I had not seen Revue Starlight before, but the name rang bells. Quickly googling the name it was immediately apparent that It would be more surprising if it hadn’t hit my radar. Revue Starlight was created as a multi-platform media franchise. It was a collaborative work created by Bushiroad,(Cardfight Vanguard and other card games) Nelke Planning (producer of theatrical productions) and Kinema Citrus (anime studio). It was first was released to the public in 2017 as a musical that was only on for only a couple of days at a theatre in Tokyo. This was followed by the 12 episode anime, originally released in 2018, that we have in this Collectors Edition courtesy of MVM. The series has also received three manga adaptations and a popular smartphone game titled Shōjo Kageki Revue Starlight: RE Live. Right now there is a compilation and I gather a sequel film in the works too.
So this is clearly a franchise designed to grab my attention and keep me hooked. This isn't the fist series to be designed this way (see our recent Kadokawa Jet Girls review) and the proof will be in the proverbial pudding as to whether or not this is a success or failure.
The Collectors Edition is supplied in a handsome case with attractive artwork featuring 2 of the lead protagonists. Included in the box there is a 64 page art book and 10 art cards. Neither of these were received with the review discs though based on images I’ve seen online they do look lovely and welcome in any fan/Otaku’s collection.
That brings us to the anime itself. The show is an all female cast and centres on eight young women who have decided to attend Seisho Music Academy. The lead is Karen Aijō, an enthusiastic, energetic and yet somewhat lazy character reliant on her own raw talent rather than actual effort. Karen has joined the school having promised her childhood friend Hikari that they would be on the stage with the starlight revue 12 years ago. T
This all seems quite straightforward and bar the clues in the intro you may assume that this is going to be a slice of life drama piece. A modern Fame or Glee with an anime glaze. The first episode introduces you to the eight women who have joined the academy and they all seem to get along despite a minor sense of tension and competitiveness between the protagonists. The characters are all likeable if a bit stereotypical, and none of them immediately leapt out in a dramatic or humorous way. If I based my view on the first 10 minutes or so I might have switched off deciding that perhaps I was not the audience for this.
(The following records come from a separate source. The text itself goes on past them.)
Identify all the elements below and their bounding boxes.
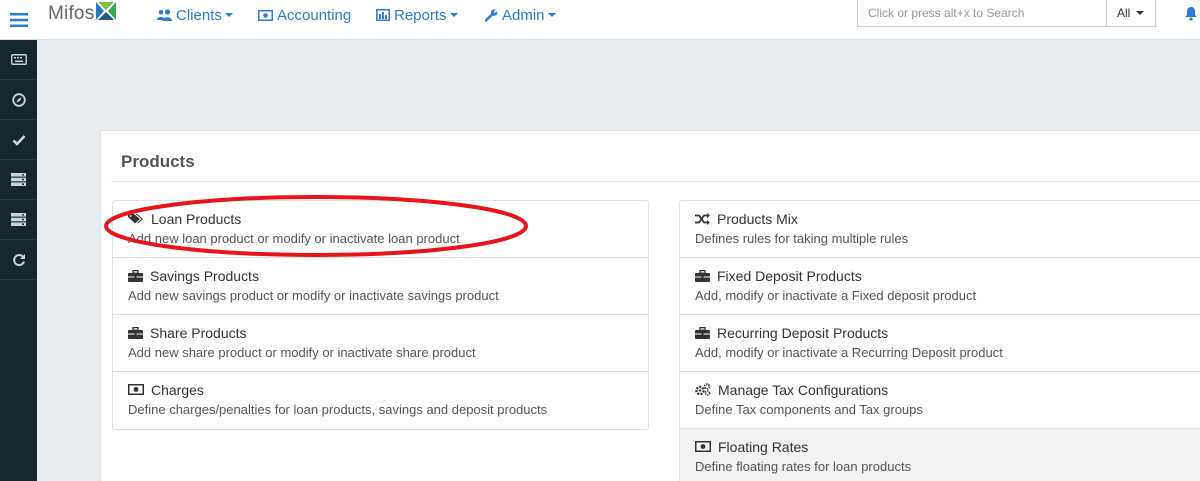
notifications-button[interactable]: [1184, 6, 1198, 26]
money-icon: [258, 9, 273, 21]
list-item-manage-tax-configurations[interactable]: Manage Tax Configurations Define Tax com…: [680, 372, 1200, 429]
list-item-loan-products[interactable]: Loan Products Add new loan product or mo…: [113, 201, 648, 258]
list-item-share-products[interactable]: Share Products Add new share product or …: [113, 315, 648, 372]
list-item-products-mix[interactable]: Products Mix Defines rules for taking mu…: [680, 201, 1200, 258]
sidebar-item-tasks[interactable]: [0, 120, 37, 160]
item-description: Add, modify or inactivate a Recurring De…: [695, 345, 1003, 360]
keyboard-icon: [10, 54, 27, 65]
list-item-floating-rates[interactable]: Floating Rates Define floating rates for…: [680, 429, 1200, 481]
check-icon: [12, 134, 25, 146]
item-title: Recurring Deposit Products: [717, 324, 889, 341]
tags-icon: [128, 214, 143, 224]
search-input[interactable]: [857, 0, 1107, 27]
sidebar-item-keyboard[interactable]: [0, 40, 37, 80]
item-title: Products Mix: [717, 210, 798, 227]
search-scope-value: All: [1117, 6, 1131, 20]
wrench-icon: [485, 8, 498, 22]
brand-logo[interactable]: Mifos: [48, 2, 117, 26]
nav-admin[interactable]: Admin: [485, 6, 556, 24]
item-title: Fixed Deposit Products: [717, 267, 862, 284]
server-icon: [11, 213, 26, 226]
nav-clients-label: Clients: [176, 6, 222, 24]
sidebar: [0, 40, 37, 481]
compass-icon: [11, 92, 26, 107]
item-description: Add new savings product or modify or ina…: [128, 288, 499, 303]
chevron-down-icon: [1136, 11, 1145, 15]
briefcase-icon: [128, 269, 143, 282]
item-title: Savings Products: [150, 267, 259, 284]
products-panel: Products Loan Products Add new loan prod…: [100, 130, 1200, 481]
item-title: Charges: [151, 381, 204, 398]
nav-accounting-label: Accounting: [277, 6, 352, 24]
nav-clients[interactable]: Clients: [157, 6, 233, 24]
chevron-down-icon: [224, 13, 233, 17]
sidebar-item-collections[interactable]: [0, 160, 37, 200]
server-icon: [11, 173, 26, 186]
item-description: Add, modify or inactivate a Fixed deposi…: [695, 288, 977, 303]
item-description: Add new loan product or modify or inacti…: [128, 231, 460, 246]
random-icon: [695, 212, 710, 225]
page-title: Products: [121, 152, 195, 171]
item-description: Define Tax components and Tax groups: [695, 402, 923, 417]
item-description: Add new share product or modify or inact…: [128, 345, 476, 360]
sidebar-item-navigation[interactable]: [0, 80, 37, 120]
sidebar-item-refresh[interactable]: [0, 240, 37, 280]
nav-reports[interactable]: Reports: [376, 6, 458, 24]
item-title: Manage Tax Configurations: [718, 381, 889, 398]
item-title: Loan Products: [151, 210, 242, 227]
users-icon: [157, 8, 172, 21]
brand-name: Mifos: [48, 3, 95, 24]
list-item-charges[interactable]: Charges Define charges/penalties for loa…: [113, 372, 648, 429]
divider: [111, 181, 1200, 182]
nav-accounting[interactable]: Accounting: [258, 6, 351, 24]
chevron-down-icon: [547, 13, 556, 17]
sidebar-item-bulk[interactable]: [0, 200, 37, 240]
menu-toggle-button[interactable]: [0, 0, 37, 40]
item-title: Share Products: [150, 324, 247, 341]
refresh-icon: [12, 253, 25, 266]
top-navbar: Mifos Clients Accounting Reports Admin C…: [0, 0, 1200, 40]
item-description: Defines rules for taking multiple rules: [695, 231, 909, 246]
bell-icon: [1185, 7, 1197, 21]
briefcase-icon: [695, 269, 710, 282]
money-icon: [128, 384, 144, 395]
list-item-fixed-deposit-products[interactable]: Fixed Deposit Products Add, modify or in…: [680, 258, 1200, 315]
mifos-x-logo-icon: [96, 2, 117, 26]
cogs-icon: [695, 383, 711, 396]
item-description: Define floating rates for loan products: [695, 459, 912, 474]
briefcase-icon: [695, 326, 710, 339]
search-scope-select[interactable]: All: [1106, 0, 1156, 27]
item-title: Floating Rates: [718, 438, 809, 455]
hamburger-icon: [9, 13, 28, 27]
bar-chart-icon: [376, 9, 390, 21]
briefcase-icon: [128, 326, 143, 339]
products-list-left: Loan Products Add new loan product or mo…: [112, 200, 649, 430]
money-icon: [695, 441, 711, 452]
products-list-right: Products Mix Defines rules for taking mu…: [679, 200, 1200, 481]
nav-reports-label: Reports: [394, 6, 447, 24]
chevron-down-icon: [449, 13, 458, 17]
nav-admin-label: Admin: [502, 6, 545, 24]
item-description: Define charges/penalties for loan produc…: [128, 402, 548, 417]
list-item-recurring-deposit-products[interactable]: Recurring Deposit Products Add, modify o…: [680, 315, 1200, 372]
list-item-savings-products[interactable]: Savings Products Add new savings product…: [113, 258, 648, 315]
There is indeed more to the anime than it first appears; at the end of the first academic day the girls receive text messages signed off with a giraffe icon. The message invites them to a special starlight revue. Accepting the invitations, the girls find themselves taking an elevator (that’s not usually there) to a giant circular stage on which they are to audition. Tasked with showcasing their dramatic and acrobatic skills, the matter is complicated by each of them engaging in battle in a one-on-one fight between classmates. They join the stage in a militaristic style uniform, each wielding weapons. These epic fast-paced battles are fought with dramatic backdrops that often seemed to magically change around them, reflecting the thoughts and feelings of the combatants. The characters also seem to be imbued with magic given that physics are largely ignored, jumping as they do to incredible heights and throwing themselves about with superhuman skill, never batting an eyelid whilst doing so. Whilst they did passionately strike at each other I do not recall anyone ever getting really injured. The audition is over when one of the girls manages to cut free their opponent's cape.
These Revues are really the bread and butter of the show. They are fun to watch, and with each fight between the various pairs you learn their motivations and how they each learn from the experience. This shows far greater character depth and development than you might expect from a show such as this.
The giraffe that convinces the girls to undertake the auditions by promising that the winner will become the Academy's "Top Star", perhaps a study of the cutthroat nature of the music industry and the lengths people will go to attain their dreams and the corruption such competition can create - while Karen’s original promise may be purely motivated, how far is she willing to go to become number 1?
As a show all about musical theatre I was not surprised to see how great the soundtrack was, and even the lyrics are pretty good. Animation and art style was vibrant and attractive, certainly designed with mass appeal in mind.
Overall, while the school drama and marginal personal conflicts are a bit overly familiar by now, the performance battles, mixed with a great soundtrack, create a great package. There is no noticeable ecchi or bloodshed so this can be shown to the whole family. I have found that friends of mine who were fans of the recent version of She-Ra on Netflix particularly enjoyed this.
Don’t get me wrong if you want more bloodshed in your battles or more flesh shown then this is probably not for you. If you want that to the extreme then Ikki Tousen is probably more your bag. If you like shows like K-On or Love Live, this is very much up your street.